The African woman patted old Maurice on the shoulder. "They have less proof of our existence than we do of theirs. And you must be the one to approach them with the deal, Professor. The Priory shan't be connected at all."

He hadn't come this far to lose courage, or sight of what the true goal was, now. So Robert decided to accept with the best grace he could manage as the adrenaline slipped away and exhaustion took a firmer hold on his mind. "Of course."

"Right." Mitch stopped his pacing, fingers snapping in thought. "Betsy, Frances, and Eric, I need you to start gathering the evidence," he turned toward the window and the people positioned before it. "Cyrille, Marjolaine, Étienne, and Valéry, I need you to contact -"

"Are you alright, Robert?"

He blinked, opening eyes more inclined to droop; Mitch was delegating with David overseeing. Sophie's face, concerned, hovering before him. A smile appeared from somewhere, and he gave it to her. "I'm tired." A thought occurred. "And I have. . ." Fingers fumbled for a pen, paper – something to write with and on. David slipped a pencil to his hand, and Robert swiped a napkin from under one of the upturned glasses on the bureau. Two series of numbers scrambled over thin paper.

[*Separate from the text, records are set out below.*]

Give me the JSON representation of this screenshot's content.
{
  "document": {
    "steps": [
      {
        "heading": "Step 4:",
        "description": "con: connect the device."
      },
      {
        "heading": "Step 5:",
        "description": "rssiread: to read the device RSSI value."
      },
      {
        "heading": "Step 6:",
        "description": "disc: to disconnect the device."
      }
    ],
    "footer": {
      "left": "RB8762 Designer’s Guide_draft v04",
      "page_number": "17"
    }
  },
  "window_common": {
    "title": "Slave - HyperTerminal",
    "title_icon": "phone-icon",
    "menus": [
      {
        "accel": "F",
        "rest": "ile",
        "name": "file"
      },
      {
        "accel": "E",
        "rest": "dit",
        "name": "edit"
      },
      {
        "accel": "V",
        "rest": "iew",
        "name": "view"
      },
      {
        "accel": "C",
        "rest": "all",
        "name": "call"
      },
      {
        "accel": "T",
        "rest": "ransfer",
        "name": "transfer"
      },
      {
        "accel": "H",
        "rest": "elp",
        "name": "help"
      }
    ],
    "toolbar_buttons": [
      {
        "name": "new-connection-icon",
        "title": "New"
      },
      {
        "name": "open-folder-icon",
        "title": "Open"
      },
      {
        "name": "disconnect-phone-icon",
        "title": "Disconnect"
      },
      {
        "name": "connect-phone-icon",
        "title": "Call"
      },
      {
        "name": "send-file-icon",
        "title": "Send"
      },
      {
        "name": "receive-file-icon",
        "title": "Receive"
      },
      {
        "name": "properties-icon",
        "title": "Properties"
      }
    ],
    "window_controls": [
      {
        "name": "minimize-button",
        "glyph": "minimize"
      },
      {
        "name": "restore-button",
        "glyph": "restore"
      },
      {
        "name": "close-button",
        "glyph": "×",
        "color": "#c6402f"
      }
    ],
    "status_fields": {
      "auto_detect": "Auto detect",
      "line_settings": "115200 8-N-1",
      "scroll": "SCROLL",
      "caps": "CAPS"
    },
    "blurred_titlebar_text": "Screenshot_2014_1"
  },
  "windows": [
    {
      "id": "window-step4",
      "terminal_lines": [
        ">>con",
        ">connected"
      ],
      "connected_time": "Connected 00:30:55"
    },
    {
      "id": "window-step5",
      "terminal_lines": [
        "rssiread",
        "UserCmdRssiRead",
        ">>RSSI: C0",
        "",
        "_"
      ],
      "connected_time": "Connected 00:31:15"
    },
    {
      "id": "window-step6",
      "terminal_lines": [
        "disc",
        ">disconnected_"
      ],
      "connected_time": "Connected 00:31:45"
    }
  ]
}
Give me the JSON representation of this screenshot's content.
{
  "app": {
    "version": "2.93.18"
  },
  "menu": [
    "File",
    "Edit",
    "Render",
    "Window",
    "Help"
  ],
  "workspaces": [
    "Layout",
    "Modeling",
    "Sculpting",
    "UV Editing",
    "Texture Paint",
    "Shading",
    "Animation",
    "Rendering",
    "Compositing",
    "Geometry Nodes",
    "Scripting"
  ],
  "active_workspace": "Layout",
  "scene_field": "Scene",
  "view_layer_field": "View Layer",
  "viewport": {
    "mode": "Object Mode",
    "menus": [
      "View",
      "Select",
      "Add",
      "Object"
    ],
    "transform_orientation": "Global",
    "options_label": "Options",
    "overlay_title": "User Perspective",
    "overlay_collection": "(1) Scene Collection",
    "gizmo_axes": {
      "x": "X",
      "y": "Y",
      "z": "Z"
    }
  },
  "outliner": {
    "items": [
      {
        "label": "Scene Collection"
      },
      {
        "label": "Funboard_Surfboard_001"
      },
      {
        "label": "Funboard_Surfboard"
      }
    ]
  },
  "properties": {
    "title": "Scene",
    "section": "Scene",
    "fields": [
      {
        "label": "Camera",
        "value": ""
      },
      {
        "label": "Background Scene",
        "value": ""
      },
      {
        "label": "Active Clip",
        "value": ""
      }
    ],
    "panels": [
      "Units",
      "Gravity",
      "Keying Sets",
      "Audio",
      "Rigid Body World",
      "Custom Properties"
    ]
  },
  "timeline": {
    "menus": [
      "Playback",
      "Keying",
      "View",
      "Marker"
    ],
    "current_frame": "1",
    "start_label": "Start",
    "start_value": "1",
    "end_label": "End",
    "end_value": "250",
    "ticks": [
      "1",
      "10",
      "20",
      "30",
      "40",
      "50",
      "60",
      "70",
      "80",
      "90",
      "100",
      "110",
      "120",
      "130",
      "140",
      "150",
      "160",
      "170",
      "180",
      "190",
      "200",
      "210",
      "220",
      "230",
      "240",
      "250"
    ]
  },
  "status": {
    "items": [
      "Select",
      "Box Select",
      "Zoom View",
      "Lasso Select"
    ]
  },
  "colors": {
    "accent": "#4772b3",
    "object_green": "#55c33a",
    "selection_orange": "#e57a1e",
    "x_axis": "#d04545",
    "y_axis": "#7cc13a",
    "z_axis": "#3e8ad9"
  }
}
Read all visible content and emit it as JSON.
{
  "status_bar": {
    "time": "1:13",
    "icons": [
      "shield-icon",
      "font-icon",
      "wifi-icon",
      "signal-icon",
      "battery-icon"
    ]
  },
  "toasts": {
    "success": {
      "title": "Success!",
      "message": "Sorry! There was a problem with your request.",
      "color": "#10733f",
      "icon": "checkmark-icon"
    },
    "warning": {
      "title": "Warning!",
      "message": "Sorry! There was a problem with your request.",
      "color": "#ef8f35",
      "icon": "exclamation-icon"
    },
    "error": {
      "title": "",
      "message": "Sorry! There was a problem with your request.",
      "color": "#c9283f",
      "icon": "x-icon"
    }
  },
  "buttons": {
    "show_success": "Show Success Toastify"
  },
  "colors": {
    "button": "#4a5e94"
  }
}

"What is this?" Lifted between two fingers, Sophie passed the napkin to her brother.

"Phone numbers?" David was reaching for his own.

"From the Disciple's cell phone."

The hand immediately dropped; Mitch plucked the thin tissue from Sophie's brother. "Then we have a place to start, it seems." The napkin then went to a group of five wedged between the room's two beds, clustered around the phone.

"They know better than to use a landline," Mitch assured Sophie as he returned. Robert hoped so; the Disciple's attack on the Priory 'safehouse' had been swift and precise.

Beeeeeeeeeeeeeeeep. Beeeeeeeeeeeeeeeep.

Heads turned; the noise was very close. Sophie held up a beeper, and began reading the text. "It's Fache. He wants to see me at the station; he's questioning the Disciple. And he wants Robert there."

"I'm going with you," Mitch said immediately, heading toward the door.

David reached for his coat as well, but the blond bodyguard took it from him. "I need someone here just to make sure everything keeps running smoothly. Stay, David."

Robert watched, curious, as a silent battle of wills took place. One that the elder St. Claire lost, draping the coat over a hook with a huff. He'd much rather stay at the hotel, memories from the kidnapping or no; sleep was becoming harder and harder to push off.

"Professor Langdon?"

Sophie and Mitch were waiting at the door, puzzlement and concern washing over him in waves. The last time he'd seen anyone look at him like that had been before his mother died. "Coming."

If he tried, he could concentrate on the conversation buzzing around him as they walked down the hall to the elevator; he did catch a few words here and there. But Robert's greatest battle at this point was that against exhaustion. He'd been able to rest in Compeigne, but the past five days had afforded him far too few opportunities to do so.

Leather cushioning welcomed him as he slid into the backseat of the car they'd arrived at the hotel in. The careful motions of the vehicle with Sophie behind the wheel – and not racing for their lives, for once – soothed him into comforting darkness.